Louxor - allée des Sphinx à tête de bélier, par Antonio Beato, 1864

"On peut, après avoir vu Girgéh, se former une idée de la Haute-Égypte. À mesure que l’on monte, et que le terrain se rétrécit entre les deux chaînes stériles qui l’enferment, on remarque même que la végétation acquiert encore plus de forces, et la nature de nouveaux charmes : on dirait que cette mère prodigue veut témoigner à l'Égypte, en l’accablant de présents, le regret qu’elle a de la quitter pour aller expirer dans les déserts qui l’attendent aux confins de la Nubie.
Il faut voir Kennéh (l’ancienne Thèbes), Luxor, les temples d’Esnéh et de Denderah, pour se convaincre de la majesté de l’architecture des anciens Égyptiens : on se croit transporté dans le pays des fées et des génies. Ce ne sont que colosses, que portiques gigantesques de deux seuls blocs. Des obélisques, des colonnes d'une hauteur prodigieuse, se trouvent entassés dans un espace très rapproché. À quelques pas plus loin, on voit une allée de sphinx, d’un quart de lieue de long. Personne ne résiste à l'impression de grandeur que produit l’accumulation de ces masses ; presque toutes sont de granit. Plusieurs temples subsistent encore, aussi bien conservés que le plus récent de nos édifices publics, et cependant le plus moderne n’a pas moins de 4000 ans.

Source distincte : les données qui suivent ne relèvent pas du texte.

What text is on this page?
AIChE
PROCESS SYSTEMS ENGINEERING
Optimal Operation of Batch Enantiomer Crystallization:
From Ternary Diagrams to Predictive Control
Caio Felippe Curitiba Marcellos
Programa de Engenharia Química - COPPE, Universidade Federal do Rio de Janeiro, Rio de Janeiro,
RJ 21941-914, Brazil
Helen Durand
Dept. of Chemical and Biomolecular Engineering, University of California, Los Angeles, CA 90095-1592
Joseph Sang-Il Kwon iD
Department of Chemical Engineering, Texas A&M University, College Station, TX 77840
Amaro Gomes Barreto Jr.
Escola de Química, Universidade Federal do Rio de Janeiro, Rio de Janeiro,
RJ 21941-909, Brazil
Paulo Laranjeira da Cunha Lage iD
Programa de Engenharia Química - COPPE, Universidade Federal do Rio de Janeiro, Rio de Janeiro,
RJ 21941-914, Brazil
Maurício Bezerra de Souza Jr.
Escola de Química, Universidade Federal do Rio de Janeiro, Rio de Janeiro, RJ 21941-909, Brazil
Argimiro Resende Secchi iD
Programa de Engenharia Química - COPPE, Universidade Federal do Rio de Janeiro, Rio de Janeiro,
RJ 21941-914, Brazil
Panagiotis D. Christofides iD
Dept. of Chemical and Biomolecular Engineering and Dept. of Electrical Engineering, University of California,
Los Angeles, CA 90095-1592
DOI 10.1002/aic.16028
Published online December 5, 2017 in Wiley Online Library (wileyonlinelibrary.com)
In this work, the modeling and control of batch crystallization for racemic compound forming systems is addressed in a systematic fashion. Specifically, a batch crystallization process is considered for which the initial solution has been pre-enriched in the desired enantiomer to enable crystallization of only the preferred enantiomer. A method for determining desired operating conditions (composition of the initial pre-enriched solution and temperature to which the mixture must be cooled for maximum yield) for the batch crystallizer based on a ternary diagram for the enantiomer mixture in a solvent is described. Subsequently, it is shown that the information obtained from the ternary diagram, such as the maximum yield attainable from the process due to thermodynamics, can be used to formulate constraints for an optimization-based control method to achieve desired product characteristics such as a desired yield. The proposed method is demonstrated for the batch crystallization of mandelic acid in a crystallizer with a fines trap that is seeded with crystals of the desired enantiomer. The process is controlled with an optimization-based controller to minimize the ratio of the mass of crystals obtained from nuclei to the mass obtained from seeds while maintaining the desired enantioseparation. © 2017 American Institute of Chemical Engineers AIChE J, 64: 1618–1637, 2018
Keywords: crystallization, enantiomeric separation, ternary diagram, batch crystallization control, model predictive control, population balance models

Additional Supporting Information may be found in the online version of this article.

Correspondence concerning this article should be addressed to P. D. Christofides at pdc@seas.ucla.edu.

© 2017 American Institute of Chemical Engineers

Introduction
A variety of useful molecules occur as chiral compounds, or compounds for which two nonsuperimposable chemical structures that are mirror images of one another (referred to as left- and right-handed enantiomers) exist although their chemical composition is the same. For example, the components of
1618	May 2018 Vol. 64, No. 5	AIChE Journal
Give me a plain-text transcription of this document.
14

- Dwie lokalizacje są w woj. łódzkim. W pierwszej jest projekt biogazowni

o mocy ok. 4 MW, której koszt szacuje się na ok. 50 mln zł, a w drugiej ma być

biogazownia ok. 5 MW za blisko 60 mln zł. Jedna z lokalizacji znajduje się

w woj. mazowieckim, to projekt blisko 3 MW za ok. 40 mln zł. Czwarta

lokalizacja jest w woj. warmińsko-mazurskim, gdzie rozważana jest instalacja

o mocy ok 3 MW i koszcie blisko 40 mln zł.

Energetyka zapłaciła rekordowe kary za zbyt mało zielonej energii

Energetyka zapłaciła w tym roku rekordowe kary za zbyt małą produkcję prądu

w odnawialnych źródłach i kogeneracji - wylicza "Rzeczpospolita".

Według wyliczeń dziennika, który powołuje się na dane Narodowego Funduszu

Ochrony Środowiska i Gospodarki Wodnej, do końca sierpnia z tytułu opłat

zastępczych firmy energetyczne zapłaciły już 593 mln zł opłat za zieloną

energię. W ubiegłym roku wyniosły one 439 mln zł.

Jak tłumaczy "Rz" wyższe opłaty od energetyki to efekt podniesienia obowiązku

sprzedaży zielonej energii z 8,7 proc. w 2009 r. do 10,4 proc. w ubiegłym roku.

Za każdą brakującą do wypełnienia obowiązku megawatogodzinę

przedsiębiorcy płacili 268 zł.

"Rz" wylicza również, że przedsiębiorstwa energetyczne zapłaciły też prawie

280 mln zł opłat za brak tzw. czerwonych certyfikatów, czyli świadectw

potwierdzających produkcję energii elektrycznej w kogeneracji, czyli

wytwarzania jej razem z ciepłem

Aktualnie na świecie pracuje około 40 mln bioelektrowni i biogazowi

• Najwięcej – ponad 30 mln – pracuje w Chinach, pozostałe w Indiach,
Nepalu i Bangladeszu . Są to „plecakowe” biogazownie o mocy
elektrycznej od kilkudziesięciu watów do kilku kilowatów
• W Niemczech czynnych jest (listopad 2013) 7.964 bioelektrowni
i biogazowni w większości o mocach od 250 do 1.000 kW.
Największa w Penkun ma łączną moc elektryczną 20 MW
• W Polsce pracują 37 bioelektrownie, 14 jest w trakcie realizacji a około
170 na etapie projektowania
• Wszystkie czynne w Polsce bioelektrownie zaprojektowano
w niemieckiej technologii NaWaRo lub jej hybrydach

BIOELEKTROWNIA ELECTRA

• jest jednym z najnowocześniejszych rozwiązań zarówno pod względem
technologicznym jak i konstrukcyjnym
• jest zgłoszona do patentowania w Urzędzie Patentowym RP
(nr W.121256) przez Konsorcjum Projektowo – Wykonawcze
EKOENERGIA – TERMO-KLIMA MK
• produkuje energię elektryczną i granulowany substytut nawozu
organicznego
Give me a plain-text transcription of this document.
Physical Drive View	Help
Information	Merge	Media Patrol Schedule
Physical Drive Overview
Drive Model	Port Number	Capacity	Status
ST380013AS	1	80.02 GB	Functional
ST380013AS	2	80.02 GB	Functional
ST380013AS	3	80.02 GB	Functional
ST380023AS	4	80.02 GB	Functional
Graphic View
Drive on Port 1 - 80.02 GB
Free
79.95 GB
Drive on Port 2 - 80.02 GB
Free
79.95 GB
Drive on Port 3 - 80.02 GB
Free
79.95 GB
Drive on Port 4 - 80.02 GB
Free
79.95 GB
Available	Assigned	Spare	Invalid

Les montagnes de la Lybie sont percées en face de Thèbes, d’un nombre étonnant de grottes sépulcrales, ornées de bas-reliefs et de peintures à fresque. Elles servirent d’habitations aux premiers hommes qui peuplèrent les bords du Nil, et ils en firent ensuite des caveaux pour leurs momies : on en trouve tous les jours dans ces souterrains, où elles sont placées dans des espèces de niches. J’ai vu au Caire trois de ces corps embaumés ; ils étaient renfermés dans des coffres de bois de sycomore, qui s’ouvraient comme un étui de violon. Ils avaient en outre une enveloppe de carton très épais, formé de toiles collées les unes contre les autres. Deux des coffres étaient sculptés ; le troisième était sans ornement en relief, mais son enveloppe de carton était couverte d’hiéroglyphes. Dans une autre momie, les hiéroglyphes étaient dessinés sur le coffre de bois qui était tapissé de toiles fines et peintes, et l’enveloppe de carton ne présentait que des peintures insignifiantes, mais qui avaient conservé tout leur éclat et toute leur fraîcheur. Ces momies, comme celles que j’ai eu occasion de voir par la suite, étaient entortillées de longues et larges bandes de toile, depuis la tête jusqu’à l’extrémité des pieds ; les ongles, qui dans quelques-unes
étaient dorés, avaient un entourage de fil, pour les empêcher de tomber. On a trouvé dans la bouche de plusieurs momies une petite pièce d’argent : c’était le tribut qu’il fallait payer pour passer l’Achéron."

texte extrait de Coup d'oeil sur l'Égypte et la Palestine, 1807, par Alexandre Lacorre, ex-employé dans l’armée d’Orient et simple commis aux vivres, attaché à la division du général Lannes pendant la campagne de Syrie, puis plus tard, adjoint aux gardes-magasins de Rosette et du Caire pendant la Campagne d’Égypte.